Foto: Wensierski, Siegfried (siwe)

"Wer uns kennt, der weiß, dass uns ein solcher Schritt nicht leicht fällt. Aber so kann es nicht weitergehen. Es handelt sich bei uns auch nicht um ein klassisches Trainerproblem. Etliche unserer Spieler haben möglicherweise kein Landesliga-Format. Vor allem aber haben wir in den vergangenen Jahren von einem gewissen Zusammenhalt in der Fichte-Familie gelebt, der uns jetzt verloren gegangen erscheint", erklärte Wahle weiter. Der neue Coach ist als aktueller zweiter Vorsitzende ist ein absoluter Kenner der Strukturen im Verein, außerdem hat er die erste Mannschaft schon zweimal in die Landesliga geführt.

"Ich weiß, dass das kein einfaches Unterfangen ist, aber wir müssen als Erstes zusehen, dass wir die Bude hinten dicht bekommen. Da habe ich auch bereits ein paar Ideen, die kurzfristig umsetzbar sind. Schon am Sonntag gegen Rheydt wird das hoffentlich zu sehen sein", so Heydrich, der sich in Walter Verkooyen einen Vertrauten als Assistenten ins Boot holt. Schon früher waren die beiden ein eingespieltes Duo — auf dem Platz und auf der Trainerbank. Der "neue" Coach weiß, dass die überwiegend vom sportlichen Leiter Albert Mehmeti verantwortlich zusammengestellte Truppe nicht von heute auf morgen Bäume ausreißen wird, aber, so Heydrich: "Ein paar Prozent mehr wollen wir aus ihr schon herauskitzeln.

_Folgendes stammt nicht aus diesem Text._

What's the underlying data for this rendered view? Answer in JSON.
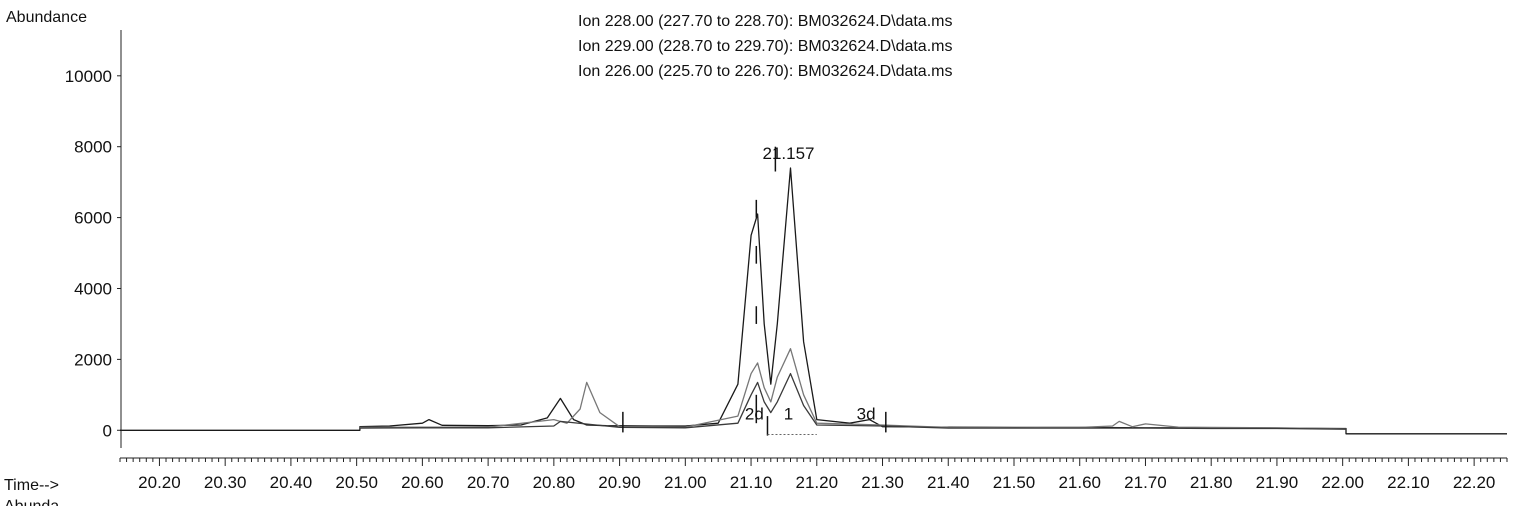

Dazu gibt es eine klare interne Kommunikation auch mit der zweiten und dritten Mannschaft." Auch sollen Änderungen bei den Zuständigkeiten im Abteilungsvorstand dazu beitragen, die Landesligazugehörigkeit mit allen sinnvollen Mitteln zu gewährleisten. "Wir haben hier in den vergangenen Jahren erhebliche Anstrengungen unternommen, um unsere Platzanlage mit der tollen Unterstützung der Stadt in Ordnung zu bringen und die Mannschaft sportlich wieder dahin zu bringen, wo sie heute steht. Das Erreichte werden wir verteidigen, und dazu sind Entscheidungen wie diese erforderlich", erklärte Wahle.

Der geschasste Scholz wirkte gestern auf RP-Nachfrage gefasst: "Die Mechanismen sind von der Kreisliga C bis hin zur Champions League oft dieselben." Allerdings hatte er schon damit gerechnet, noch mehr Zeit zu haben, um das Team wieder in die Spur zu bringen. Schließlich habe Fichte, abgesehen von großen Personalproblemen, ein schweres Auftaktprogramm gehabt. Jetzt kämen die Spiele gegen die Gegner, die in der Tabelle noch in Reichweite seien. "Aber vielleicht glaubt der Verein, dass der neue Trainer in diesen wichtigen Spielen schon mehr bewirken kann. Ich wünsche ihm dabei auf jeden Fall viel Glück."